Comedian and author Sarah Silverman, along with authors Christopher Golden and Richard Kadrey, have filed lawsuits against OpenAI and Meta, alleging copyright infringement. The lawsuits claim that OpenAI’s ChatGPT and Meta’s LLaMA were trained on datasets that contained their works, which were allegedly obtained illegally from shadow library websites. These websites, such as Bibliotik, Library Genesis, and Z-Library, offer books in bulk through torrent systems.
The plaintiffs argue that when ChatGPT is prompted, it generates summaries of their copyrighted works, indicating that it was trained on their materials. They further allege that the chatbot does not reproduce any of the copyright information included in their published works. In the case against Meta, the authors claim that their books were accessible in datasets used to train Meta’s LLaMA models.
Sarah Silverman holds a registered copyright for her book The Bedwetter, while Christopher Golden and Richard Kadrey own registered copyrights for multiple books, including Ararat and Sandman Slim respectively. Both lawsuits state that the authors did not provide consent for their copyrighted works to be used as training material for the companies’ AI models.
The lawsuits include six counts of copyright violations, as well as claims of negligence, unjust enrichment, and unfair competition. The authors seek statutory damages, restitution of profits, and other appropriate remedies. Meta and OpenAI have not commented on the lawsuits.

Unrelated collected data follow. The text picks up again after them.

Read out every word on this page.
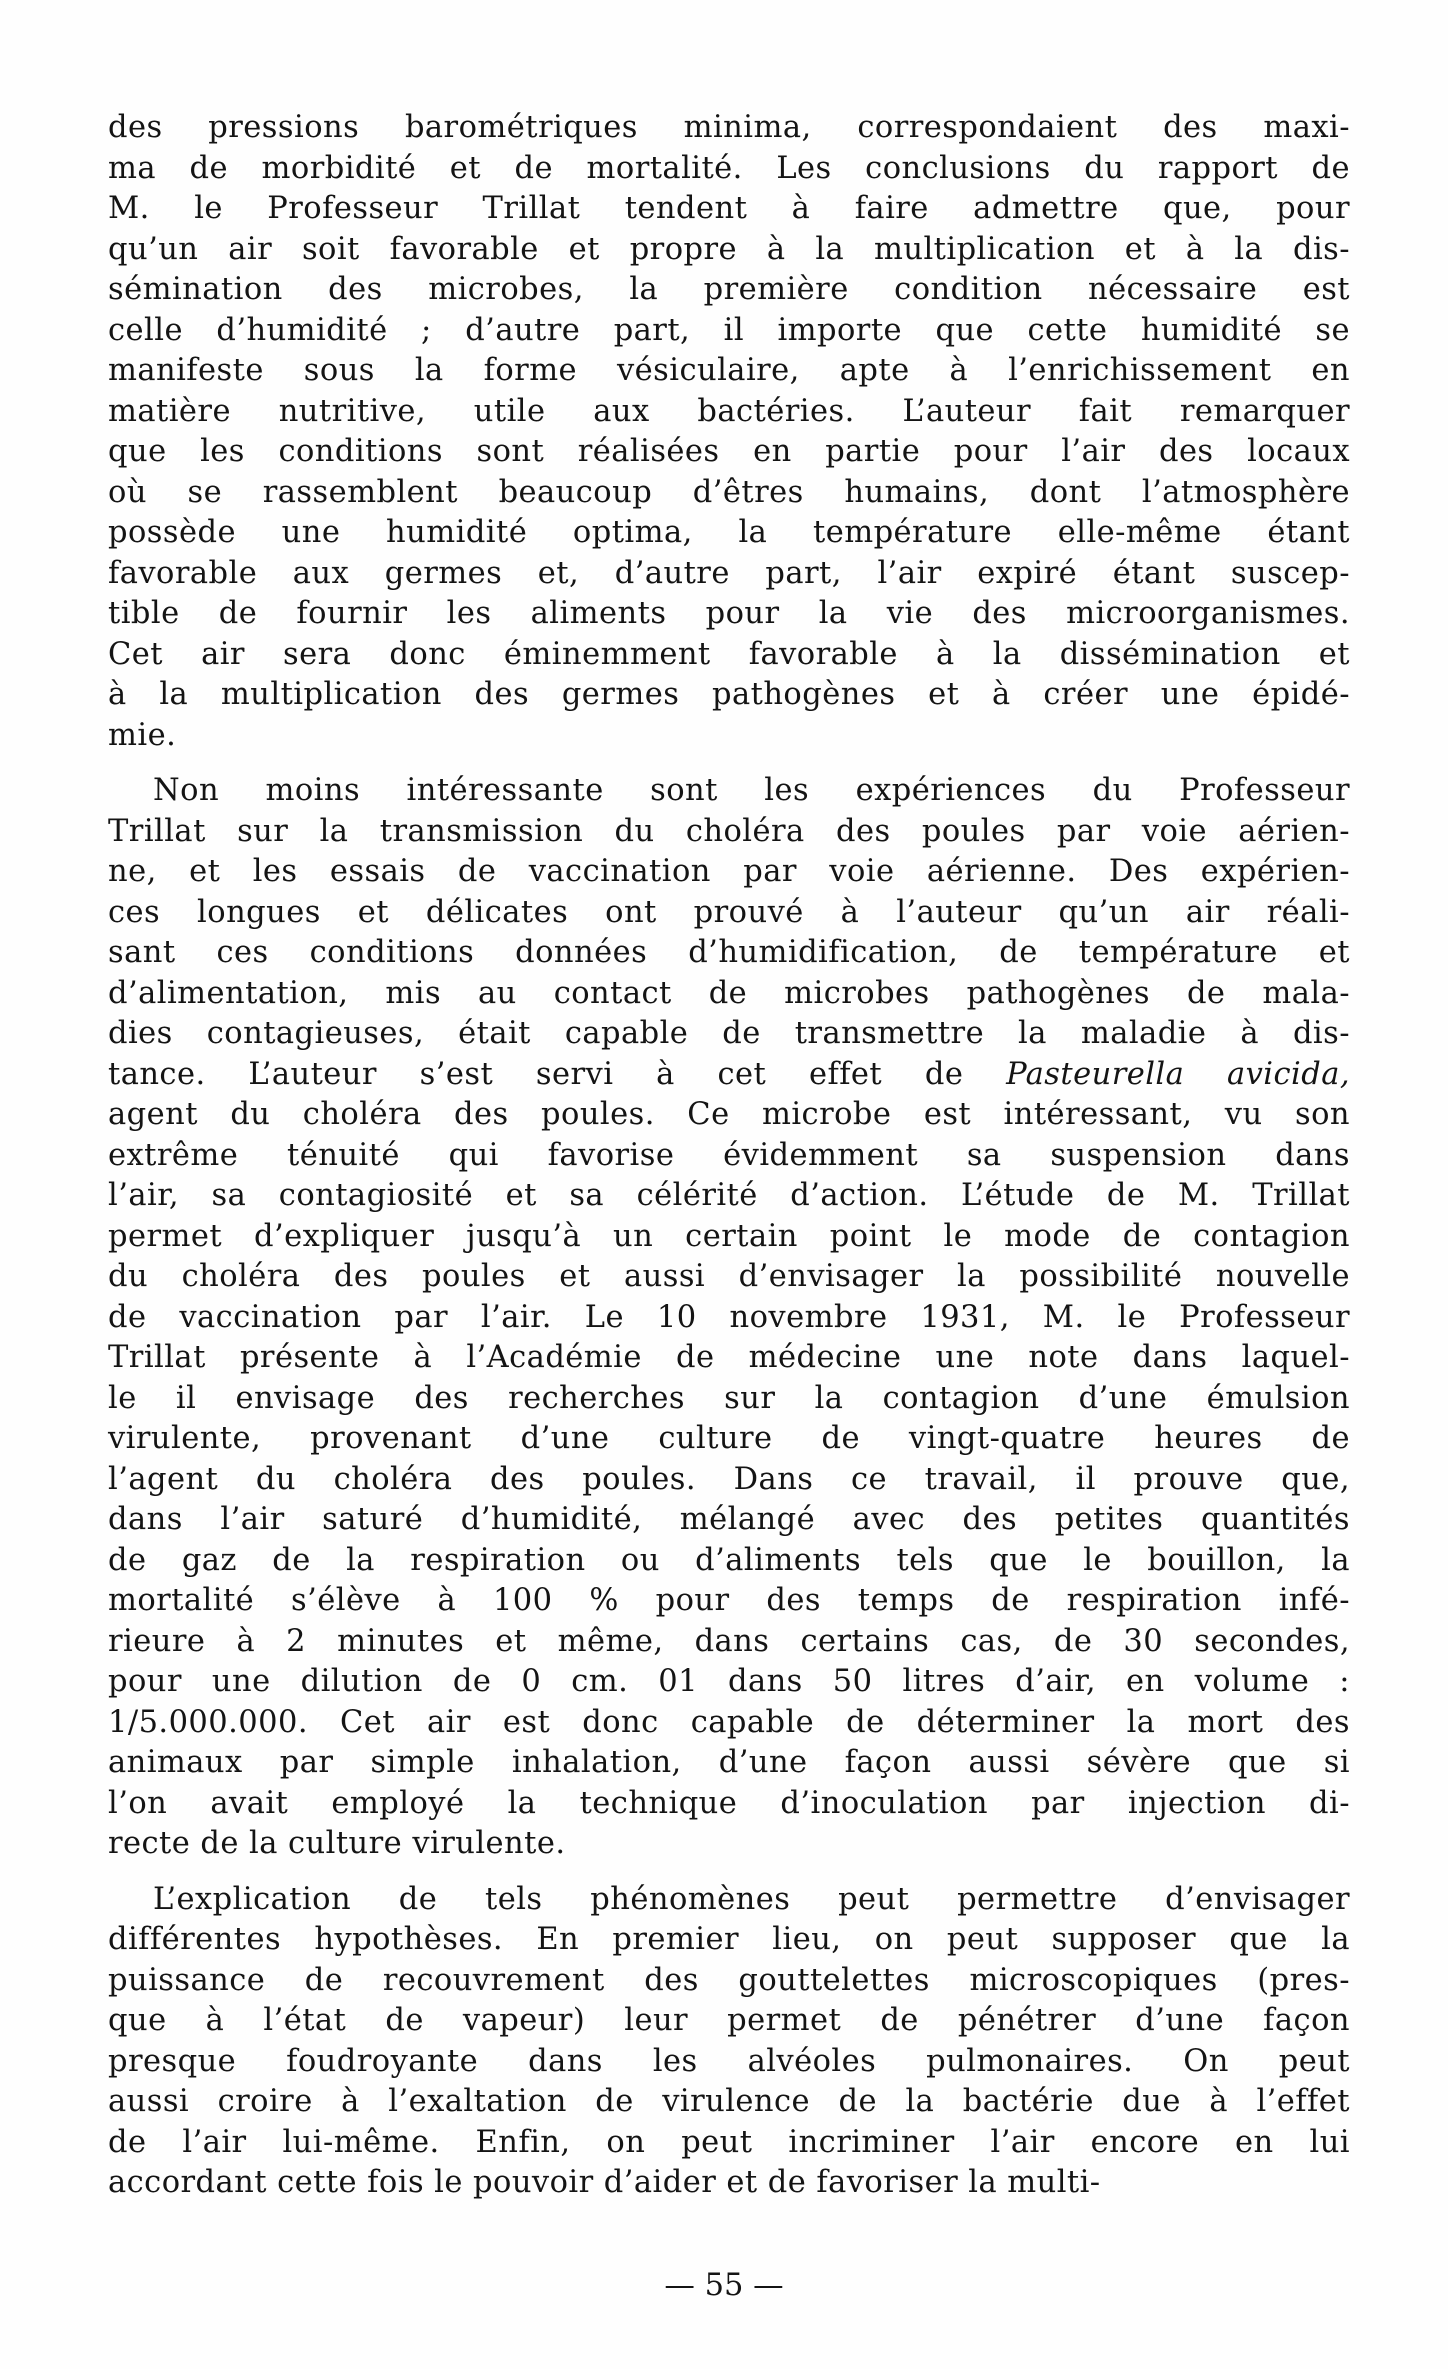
des pressions barométriques minima, correspondaient des maxi-
ma de morbidité et de mortalité. Les conclusions du rapport de
M. le Professeur Trillat tendent à faire admettre que, pour
qu’un air soit favorable et propre à la multiplication et à la dis-
sémination des microbes, la première condition nécessaire est
celle d’humidité ; d’autre part, il importe que cette humidité se
manifeste sous la forme vésiculaire, apte à l’enrichissement en
matière nutritive, utile aux bactéries. L’auteur fait remarquer
que les conditions sont réalisées en partie pour l’air des locaux
où se rassemblent beaucoup d’êtres humains, dont l’atmosphère
possède une humidité optima, la température elle-même étant
favorable aux germes et, d’autre part, l’air expiré étant suscep-
tible de fournir les aliments pour la vie des microorganismes.
Cet air sera donc éminemment favorable à la dissémination et
à la multiplication des germes pathogènes et à créer une épidé-
mie.
Non moins intéressante sont les expériences du Professeur
Trillat sur la transmission du choléra des poules par voie aérien-
ne, et les essais de vaccination par voie aérienne. Des expérien-
ces longues et délicates ont prouvé à l’auteur qu’un air réali-
sant ces conditions données d’humidification, de température et
d’alimentation, mis au contact de microbes pathogènes de mala-
dies contagieuses, était capable de transmettre la maladie à dis-
tance. L’auteur s’est servi à cet effet de Pasteurella avicida,
agent du choléra des poules. Ce microbe est intéressant, vu son
extrême ténuité qui favorise évidemment sa suspension dans
l’air, sa contagiosité et sa célérité d’action. L’étude de M. Trillat
permet d’expliquer jusqu’à un certain point le mode de contagion
du choléra des poules et aussi d’envisager la possibilité nouvelle
de vaccination par l’air. Le 10 novembre 1931, M. le Professeur
Trillat présente à l’Académie de médecine une note dans laquel-
le il envisage des recherches sur la contagion d’une émulsion
virulente, provenant d’une culture de vingt-quatre heures de
l’agent du choléra des poules. Dans ce travail, il prouve que,
dans l’air saturé d’humidité, mélangé avec des petites quantités
de gaz de la respiration ou d’aliments tels que le bouillon, la
mortalité s’élève à 100 % pour des temps de respiration infé-
rieure à 2 minutes et même, dans certains cas, de 30 secondes,
pour une dilution de 0 cm. 01 dans 50 litres d’air, en volume :
1/5.000.000. Cet air est donc capable de déterminer la mort des
animaux par simple inhalation, d’une façon aussi sévère que si
l’on avait employé la technique d’inoculation par injection di-
recte de la culture virulente.
L’explication de tels phénomènes peut permettre d’envisager
différentes hypothèses. En premier lieu, on peut supposer que la
puissance de recouvrement des gouttelettes microscopiques (pres-
que à l’état de vapeur) leur permet de pénétrer d’une façon
presque foudroyante dans les alvéoles pulmonaires. On peut
aussi croire à l’exaltation de virulence de la bactérie due à l’effet
de l’air lui-même. Enfin, on peut incriminer l’air encore en lui
accordant cette fois le pouvoir d’aider et de favoriser la multi-
— 55 —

The allegations primarily revolve around the accusation that OpenAI’s ChatGPT and Meta’s LLaMA were trained on illegally obtained datasets containing the copyrighted works of the plaintiffs. The availability of these books on shadow library websites, where they are accessible through torrent systems, forms the basis of the lawsuits.
Silverman, Golden, and Kadrey contend that ChatGPT’s ability to generate summaries of their copyrighted works implies that it was trained on their specific materials. Additionally, they highlight the lack of reproduction of any copyright management information by the chatbot. In a separate lawsuit against Meta, the presence of the authors’ books in the datasets used to train LLaMA is emphasized.
The lawsuits highlight the registered copyrights held by the authors and their explicit lack of consent for their works to be used for AI model training purposes. The legal action covers multiple alleged infringements, including copyright violations, negligence, unjust enrichment, and unfair competition. The plaintiffs are seeking various forms of compensation, including statutory damages and restitution of profits.
OpenAI and Meta have refrained from commenting on the lawsuits so far. The cases address the central claim that ChatGPT and LLaMA were trained on datasets containing the plaintiffs’ copyrighted works, which were purportedly acquired illegally from shadow library websites offering books in bulk via torrent systems.